No. I canceled the training early. And I got 0.1566.

liyingliu commented 5 years ago

@wenxin-bupt Thanks for the information. So your nan problem exists only when you enable the constraint loss as well? And you able to fix it with y_max - y_min + 1?

wenxin-bupt commented 5 years ago

@wenxin-bupt Thanks for the information. So your nan problem exists only when you enable the constraint loss as well? And you able to fix it with y_max - y_min + 1?

Yes.

nowburn commented 5 years ago

@kadut99 My segmentation image is 1 channel image like this:(sample) Do I need close the constraint loss to solve NaN? Can you share some training data and fixed code? Thanks!

kadut99 commented 5 years ago

@kadut99 My segmentation image is 1 channel image like this:(sample) Do I need close the constraint loss to solve NaN? Can you share some training data and fixed code? Thanks!

I train from this repository https://github.com/ferdyandannes/struct2depthv2 I made some changes following that repos

ezorfa commented 5 years ago

@kadut99 Hi! I have few questions. I am grateful for your help:

1) "And to perform alignment.py, the input of the alignment is 3 frames of the instance segmentation dataset right?, then we combine the 3 aligned image into 1 image of 3 sequence frames with the names XXXXX-fseg.png?" .... Do you stand with this procedure?

2) Could you please share the code related to MaskRCNN that you used to get segmentation masks?

Thankyou!

kadut99 commented 5 years ago

@kadut99 Hi! I have few questions. I am grateful for your help:

  1. "And to perform alignment.py, the input of the alignment is 3 frames of the instance segmentation dataset right?, then we combine the 3 aligned image into 1 image of 3 sequence frames with the names XXXXX-fseg.png?" .... Do you stand with this procedure?
  2. Could you please share the code related to MaskRCNN that you used to get segmentation masks?

Thankyou!

you can open this link : https://github.com/ferdyandannes/struct2depth_train , that's my friend repository, you can train by that repository Run this following step :

  1. demo.ipynb (Generate Mask Image)
  2. gen_data_custom.py (Combine 3 RGB Image)
  3. gen_data_custom_fseg.py (Combine 3 Mask Image and perform alignment)
  4. train it (command in use.txt)

But you need to make an adjustment about the folder

ezorfa commented 5 years ago

@kadut99 Please give me one more information.
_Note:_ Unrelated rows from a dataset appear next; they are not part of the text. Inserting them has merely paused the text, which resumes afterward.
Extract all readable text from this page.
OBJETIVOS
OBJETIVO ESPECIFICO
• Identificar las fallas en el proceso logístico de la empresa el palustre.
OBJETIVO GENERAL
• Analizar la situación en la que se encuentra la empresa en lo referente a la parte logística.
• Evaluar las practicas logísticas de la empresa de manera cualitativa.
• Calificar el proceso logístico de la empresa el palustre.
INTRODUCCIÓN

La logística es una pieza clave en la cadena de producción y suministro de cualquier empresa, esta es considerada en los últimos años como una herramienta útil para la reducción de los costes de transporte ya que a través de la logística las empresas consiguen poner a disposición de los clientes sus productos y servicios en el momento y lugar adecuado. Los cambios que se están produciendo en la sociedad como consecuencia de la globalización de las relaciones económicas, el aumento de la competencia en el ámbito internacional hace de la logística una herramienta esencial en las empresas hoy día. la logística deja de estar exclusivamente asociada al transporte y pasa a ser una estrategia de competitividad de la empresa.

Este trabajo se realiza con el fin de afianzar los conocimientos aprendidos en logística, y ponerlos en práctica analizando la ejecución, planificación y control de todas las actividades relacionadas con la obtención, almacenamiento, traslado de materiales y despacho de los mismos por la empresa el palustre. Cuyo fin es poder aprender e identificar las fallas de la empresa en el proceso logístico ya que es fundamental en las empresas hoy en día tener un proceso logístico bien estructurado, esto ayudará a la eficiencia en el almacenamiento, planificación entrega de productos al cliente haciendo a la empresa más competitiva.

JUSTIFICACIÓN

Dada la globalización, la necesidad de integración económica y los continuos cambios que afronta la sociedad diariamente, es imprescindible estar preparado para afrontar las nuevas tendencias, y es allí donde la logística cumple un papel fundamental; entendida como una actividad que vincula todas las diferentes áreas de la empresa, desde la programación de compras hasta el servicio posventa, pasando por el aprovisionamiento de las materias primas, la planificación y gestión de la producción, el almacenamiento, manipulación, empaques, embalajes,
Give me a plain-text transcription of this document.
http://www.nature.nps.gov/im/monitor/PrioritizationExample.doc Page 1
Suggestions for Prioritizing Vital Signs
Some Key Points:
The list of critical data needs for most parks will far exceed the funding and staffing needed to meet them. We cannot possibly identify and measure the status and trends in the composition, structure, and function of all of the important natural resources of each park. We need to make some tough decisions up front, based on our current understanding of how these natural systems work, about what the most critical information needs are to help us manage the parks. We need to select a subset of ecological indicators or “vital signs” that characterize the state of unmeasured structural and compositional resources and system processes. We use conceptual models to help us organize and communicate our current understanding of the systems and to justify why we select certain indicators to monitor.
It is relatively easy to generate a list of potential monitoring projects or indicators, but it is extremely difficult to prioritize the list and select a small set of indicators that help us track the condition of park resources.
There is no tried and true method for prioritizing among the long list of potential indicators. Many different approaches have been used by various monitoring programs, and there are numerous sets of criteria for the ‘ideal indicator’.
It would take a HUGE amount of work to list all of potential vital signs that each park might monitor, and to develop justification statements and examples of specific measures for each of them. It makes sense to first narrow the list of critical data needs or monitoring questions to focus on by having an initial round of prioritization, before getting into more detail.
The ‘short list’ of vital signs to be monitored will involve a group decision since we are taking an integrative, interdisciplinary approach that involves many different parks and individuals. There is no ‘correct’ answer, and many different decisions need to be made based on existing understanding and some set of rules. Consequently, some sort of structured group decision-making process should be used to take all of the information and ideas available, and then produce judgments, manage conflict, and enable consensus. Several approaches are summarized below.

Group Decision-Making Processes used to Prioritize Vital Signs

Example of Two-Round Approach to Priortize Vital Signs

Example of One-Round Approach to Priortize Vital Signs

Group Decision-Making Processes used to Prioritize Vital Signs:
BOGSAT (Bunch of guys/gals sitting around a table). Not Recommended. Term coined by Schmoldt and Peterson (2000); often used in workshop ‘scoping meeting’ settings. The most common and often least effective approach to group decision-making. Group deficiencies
Could you tell me how long did it take for you get this model (struct2depth) to train, if you replicated or made some improvements?
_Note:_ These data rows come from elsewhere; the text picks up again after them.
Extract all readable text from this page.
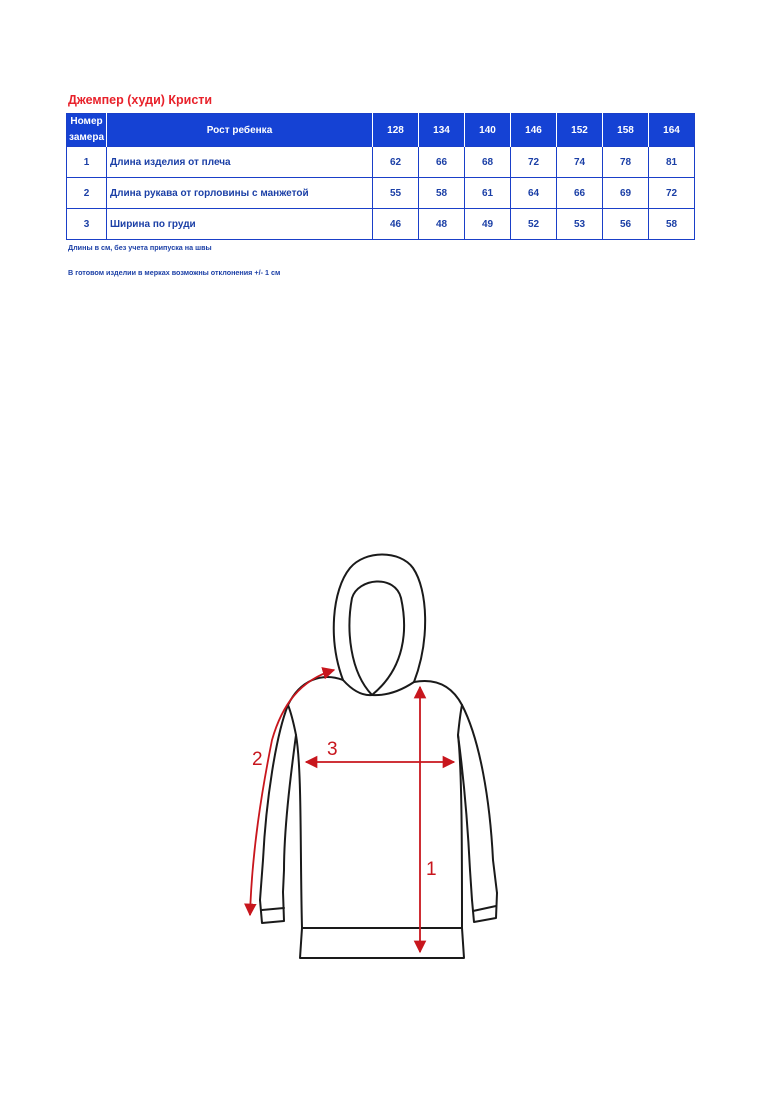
Джемпер (худи) Кристи
Номер
замера	Рост ребенка	128	134	140	146	152	158	164
1	Длина изделия от плеча	62	66	68	72	74	78	81
2	Длина рукава от горловины с манжетой	55	58	61	64	66	69	72
3	Ширина по груди	46	48	49	52	53	56	58
Длины в см, без учета припуска на швы
В готовом изделии в мерках возможны отклонения +/- 1 см
1
2	3
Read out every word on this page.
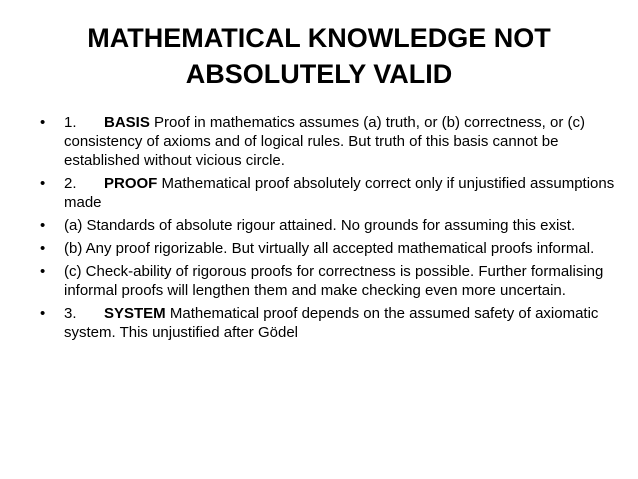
MATHEMATICAL KNOWLEDGE NOT
ABSOLUTELY VALID
•	1. BASIS Proof in mathematics assumes (a) truth, or (b) correctness, or (c) consistency of axioms and of logical rules. But truth of this basis cannot be established without vicious circle.
•	2. PROOF Mathematical proof absolutely correct only if unjustified assumptions made
•	(a) Standards of absolute rigour attained. No grounds for assuming this exist.
•	(b) Any proof rigorizable. But virtually all accepted mathematical proofs informal.
•	(c) Check-ability of rigorous proofs for correctness is possible. Further formalising informal proofs will lengthen them and make checking even more uncertain.
•	3. SYSTEM Mathematical proof depends on the assumed safety of axiomatic system. This unjustified after Gödel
kadut99 commented 5 years ago

@kadut99 Please give me one more information. Could you tell me how long did it take for you get this model (struct2depth) to train, if you replicated or made some improvements?

I forgot how long it took I train for more than 3000000 steps, and I trained it using resnet18 imagenet pre-trained model

mikibella commented 2 years ago

@kadut99 Hey kadut thank you for your tipps. I'm also doing some testing with the struct2depth framework. I'm having trouble finding the resnet18 pretrained model for Tensorflow. I found some converting tools from pytorch to tf but they seem to not do it right, or I'm doing the mistake. Do you mind sharing your resnet18 checkpoint?